From Latin brutum (stupid) + fulmen (lightning), derived from a 1680 pamphlet by Thomas Barlow of that title, originally from a passage of Pliny's Natural History: "hinc bruta fulmina et vana" ("these senseless and ineffectual thunder-claps", intended as a literal description of lightning).

Noun edit

brutum fulmen (plural bruta fulmina)

  1. (law) A judgement without effect.
    • 1910, William Ainger Wigram, An Introduction to the History of the Assyrian Church, page 112:
      ... it was a question only whether the one hundred and eighty inconsistent canons thus added to the Corpus Juris of the Church would remain a mere brutum fulmen, or whether they would be the source of endless litigation and schism.
    • 1958, Peter Edward Nygh, Conflict of Laws in Australia, page 149:
      Generally speaking the making of an order which will be a brutum fulmen serves no good purpose of justice.
    • 1987, Cal.
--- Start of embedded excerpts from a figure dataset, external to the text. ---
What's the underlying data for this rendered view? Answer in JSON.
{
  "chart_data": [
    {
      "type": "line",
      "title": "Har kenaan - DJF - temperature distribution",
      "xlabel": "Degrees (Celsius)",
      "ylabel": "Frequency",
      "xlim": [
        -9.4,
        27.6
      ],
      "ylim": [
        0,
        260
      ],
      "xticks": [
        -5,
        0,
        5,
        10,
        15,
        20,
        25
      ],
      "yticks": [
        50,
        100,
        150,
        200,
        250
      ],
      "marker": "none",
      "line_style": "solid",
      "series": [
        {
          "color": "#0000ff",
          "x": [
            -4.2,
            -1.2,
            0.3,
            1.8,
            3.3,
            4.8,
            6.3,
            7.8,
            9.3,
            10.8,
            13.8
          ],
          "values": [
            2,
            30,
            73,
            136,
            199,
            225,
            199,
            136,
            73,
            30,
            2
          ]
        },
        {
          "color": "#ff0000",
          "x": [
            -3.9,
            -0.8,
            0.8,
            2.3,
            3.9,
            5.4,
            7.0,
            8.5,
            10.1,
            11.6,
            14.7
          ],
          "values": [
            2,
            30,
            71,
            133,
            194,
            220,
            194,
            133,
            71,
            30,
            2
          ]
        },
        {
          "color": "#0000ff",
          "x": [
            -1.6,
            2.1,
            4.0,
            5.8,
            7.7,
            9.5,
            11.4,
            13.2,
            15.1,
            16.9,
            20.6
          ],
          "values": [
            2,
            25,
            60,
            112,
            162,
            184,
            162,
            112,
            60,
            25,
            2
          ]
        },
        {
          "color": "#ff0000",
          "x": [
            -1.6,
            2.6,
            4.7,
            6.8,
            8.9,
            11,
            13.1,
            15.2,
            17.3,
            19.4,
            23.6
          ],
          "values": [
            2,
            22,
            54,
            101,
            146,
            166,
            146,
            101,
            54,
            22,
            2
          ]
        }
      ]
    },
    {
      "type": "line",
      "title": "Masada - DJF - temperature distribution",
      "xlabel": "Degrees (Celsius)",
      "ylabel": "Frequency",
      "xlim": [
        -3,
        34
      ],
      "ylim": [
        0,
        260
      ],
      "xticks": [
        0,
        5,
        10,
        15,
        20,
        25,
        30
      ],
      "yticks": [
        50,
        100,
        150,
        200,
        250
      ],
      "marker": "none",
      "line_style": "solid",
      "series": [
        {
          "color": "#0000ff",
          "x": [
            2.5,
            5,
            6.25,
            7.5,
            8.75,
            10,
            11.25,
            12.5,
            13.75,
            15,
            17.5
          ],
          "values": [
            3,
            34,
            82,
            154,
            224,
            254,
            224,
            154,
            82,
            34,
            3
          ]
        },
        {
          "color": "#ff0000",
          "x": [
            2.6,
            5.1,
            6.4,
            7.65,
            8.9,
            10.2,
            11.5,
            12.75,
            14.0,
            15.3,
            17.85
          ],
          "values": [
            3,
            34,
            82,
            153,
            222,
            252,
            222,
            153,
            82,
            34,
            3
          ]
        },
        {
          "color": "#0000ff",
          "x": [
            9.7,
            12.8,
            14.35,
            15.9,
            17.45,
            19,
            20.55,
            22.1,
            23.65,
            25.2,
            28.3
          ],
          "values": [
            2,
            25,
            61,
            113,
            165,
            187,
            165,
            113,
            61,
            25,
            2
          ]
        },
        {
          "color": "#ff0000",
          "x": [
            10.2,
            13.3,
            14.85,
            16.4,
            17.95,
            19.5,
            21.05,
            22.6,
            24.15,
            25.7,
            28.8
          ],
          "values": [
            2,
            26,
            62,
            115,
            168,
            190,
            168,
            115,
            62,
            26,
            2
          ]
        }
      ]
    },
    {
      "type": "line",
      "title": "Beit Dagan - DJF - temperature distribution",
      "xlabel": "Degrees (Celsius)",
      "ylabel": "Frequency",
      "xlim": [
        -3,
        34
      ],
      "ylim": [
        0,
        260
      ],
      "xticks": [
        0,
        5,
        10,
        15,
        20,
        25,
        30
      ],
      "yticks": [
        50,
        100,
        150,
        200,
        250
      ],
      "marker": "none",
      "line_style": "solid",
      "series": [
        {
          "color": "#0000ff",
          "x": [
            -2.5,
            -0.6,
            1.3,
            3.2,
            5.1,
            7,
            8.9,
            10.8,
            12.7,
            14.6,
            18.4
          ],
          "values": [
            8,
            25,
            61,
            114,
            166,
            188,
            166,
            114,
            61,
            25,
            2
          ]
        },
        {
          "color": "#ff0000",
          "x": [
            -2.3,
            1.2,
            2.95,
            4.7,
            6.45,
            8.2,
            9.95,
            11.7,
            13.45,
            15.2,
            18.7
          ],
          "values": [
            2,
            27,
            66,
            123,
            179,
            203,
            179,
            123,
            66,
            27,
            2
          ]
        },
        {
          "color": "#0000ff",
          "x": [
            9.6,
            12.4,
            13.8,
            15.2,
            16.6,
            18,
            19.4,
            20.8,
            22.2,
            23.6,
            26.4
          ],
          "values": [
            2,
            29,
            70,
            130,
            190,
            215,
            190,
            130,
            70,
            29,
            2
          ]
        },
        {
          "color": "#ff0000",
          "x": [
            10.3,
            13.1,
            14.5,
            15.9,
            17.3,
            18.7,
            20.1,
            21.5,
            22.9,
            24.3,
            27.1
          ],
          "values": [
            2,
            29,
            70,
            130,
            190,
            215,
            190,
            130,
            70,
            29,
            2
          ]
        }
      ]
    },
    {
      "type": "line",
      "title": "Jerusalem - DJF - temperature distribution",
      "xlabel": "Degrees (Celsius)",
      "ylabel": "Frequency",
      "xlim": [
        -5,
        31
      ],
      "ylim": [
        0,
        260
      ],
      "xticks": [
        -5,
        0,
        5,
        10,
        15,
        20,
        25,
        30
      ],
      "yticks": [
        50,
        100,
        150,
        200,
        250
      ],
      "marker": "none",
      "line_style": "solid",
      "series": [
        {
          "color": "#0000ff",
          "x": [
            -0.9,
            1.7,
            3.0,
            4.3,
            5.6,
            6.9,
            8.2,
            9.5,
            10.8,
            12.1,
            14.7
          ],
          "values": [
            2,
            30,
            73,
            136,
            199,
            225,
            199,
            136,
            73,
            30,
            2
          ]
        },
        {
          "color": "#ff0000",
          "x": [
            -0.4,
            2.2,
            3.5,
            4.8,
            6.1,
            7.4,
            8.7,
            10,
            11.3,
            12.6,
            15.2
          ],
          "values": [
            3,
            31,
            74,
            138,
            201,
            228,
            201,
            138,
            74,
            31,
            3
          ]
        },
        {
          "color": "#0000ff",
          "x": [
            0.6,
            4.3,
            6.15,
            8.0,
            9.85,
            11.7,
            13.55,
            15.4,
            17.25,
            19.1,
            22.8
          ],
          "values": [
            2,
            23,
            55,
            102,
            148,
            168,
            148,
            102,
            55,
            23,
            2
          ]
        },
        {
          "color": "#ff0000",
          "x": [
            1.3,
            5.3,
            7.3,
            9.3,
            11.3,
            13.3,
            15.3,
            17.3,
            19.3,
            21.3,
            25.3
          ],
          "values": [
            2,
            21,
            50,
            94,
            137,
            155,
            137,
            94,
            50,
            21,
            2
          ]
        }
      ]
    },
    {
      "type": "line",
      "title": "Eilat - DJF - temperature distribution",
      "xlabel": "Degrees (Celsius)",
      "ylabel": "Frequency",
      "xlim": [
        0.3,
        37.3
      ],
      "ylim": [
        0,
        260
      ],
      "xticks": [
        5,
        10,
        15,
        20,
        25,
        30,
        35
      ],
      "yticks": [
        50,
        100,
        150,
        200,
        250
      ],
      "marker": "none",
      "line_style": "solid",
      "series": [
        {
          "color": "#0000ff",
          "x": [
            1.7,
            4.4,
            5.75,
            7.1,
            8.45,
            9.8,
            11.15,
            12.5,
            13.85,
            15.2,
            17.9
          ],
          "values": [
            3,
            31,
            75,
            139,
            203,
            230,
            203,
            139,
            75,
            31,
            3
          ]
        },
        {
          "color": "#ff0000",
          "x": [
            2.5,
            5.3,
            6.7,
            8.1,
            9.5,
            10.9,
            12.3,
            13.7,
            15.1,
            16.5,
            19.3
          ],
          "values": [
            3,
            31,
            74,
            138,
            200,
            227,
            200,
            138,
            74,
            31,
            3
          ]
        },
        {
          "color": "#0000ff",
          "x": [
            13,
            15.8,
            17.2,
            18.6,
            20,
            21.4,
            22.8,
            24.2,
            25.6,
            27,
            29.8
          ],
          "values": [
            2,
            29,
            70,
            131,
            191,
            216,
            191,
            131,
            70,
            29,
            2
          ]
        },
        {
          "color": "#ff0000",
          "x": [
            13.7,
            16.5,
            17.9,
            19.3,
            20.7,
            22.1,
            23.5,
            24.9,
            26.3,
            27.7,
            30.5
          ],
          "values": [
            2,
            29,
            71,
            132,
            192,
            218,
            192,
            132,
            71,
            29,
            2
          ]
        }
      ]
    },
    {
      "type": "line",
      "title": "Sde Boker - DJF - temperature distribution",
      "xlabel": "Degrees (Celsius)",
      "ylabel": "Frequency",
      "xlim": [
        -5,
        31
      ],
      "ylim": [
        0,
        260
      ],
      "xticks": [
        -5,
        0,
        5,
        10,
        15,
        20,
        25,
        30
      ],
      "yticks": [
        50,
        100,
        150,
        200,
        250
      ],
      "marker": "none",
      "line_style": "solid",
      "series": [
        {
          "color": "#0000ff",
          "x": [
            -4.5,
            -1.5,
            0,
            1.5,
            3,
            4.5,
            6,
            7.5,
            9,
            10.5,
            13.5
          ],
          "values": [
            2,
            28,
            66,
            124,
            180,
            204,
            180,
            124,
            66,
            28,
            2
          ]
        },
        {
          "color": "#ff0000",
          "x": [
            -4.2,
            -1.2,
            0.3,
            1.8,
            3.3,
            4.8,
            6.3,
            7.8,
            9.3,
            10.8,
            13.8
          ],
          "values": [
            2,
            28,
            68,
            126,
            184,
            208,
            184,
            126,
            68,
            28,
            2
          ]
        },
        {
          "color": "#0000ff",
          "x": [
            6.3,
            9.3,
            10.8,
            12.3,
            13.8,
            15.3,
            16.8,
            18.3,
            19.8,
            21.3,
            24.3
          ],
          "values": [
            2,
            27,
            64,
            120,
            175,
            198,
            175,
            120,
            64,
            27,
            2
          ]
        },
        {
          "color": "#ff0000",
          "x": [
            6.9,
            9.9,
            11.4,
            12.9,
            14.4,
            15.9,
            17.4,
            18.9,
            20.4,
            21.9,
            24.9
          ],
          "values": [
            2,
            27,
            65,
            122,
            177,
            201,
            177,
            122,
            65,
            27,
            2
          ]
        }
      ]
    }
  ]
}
Ct. App., Lazzaroni v. Larson[1]:
      The later order of May 8, 1984, purporting also to declare the same declaration of trust void and revoked, accomplished nothing. It was a brutum fulmen.
  2. (archaic) An empty threat.
    • 1733, Henry St John, 1st Viscount Bolingbroke, Dissertation Upon Parties, page 53:
      All These would have been Blasts of Wind, bruta Fulmina, no more, if the King had yielded ...
    • 1824, William Henry Pyne, Wine and Walnuts, page 301:
      'But nobody heeds you, my worthy; it's mere waste of powder—shooting at emptiness, brutum fulmen—mere play-house thunder ...'
    • 1840, Adolphus Slade, Travels in Germany and Russia, page 269:
      ... he owed his success to the threat to march on the capital, which would have been a brutum fulmen had it been capable of withstanding a siege.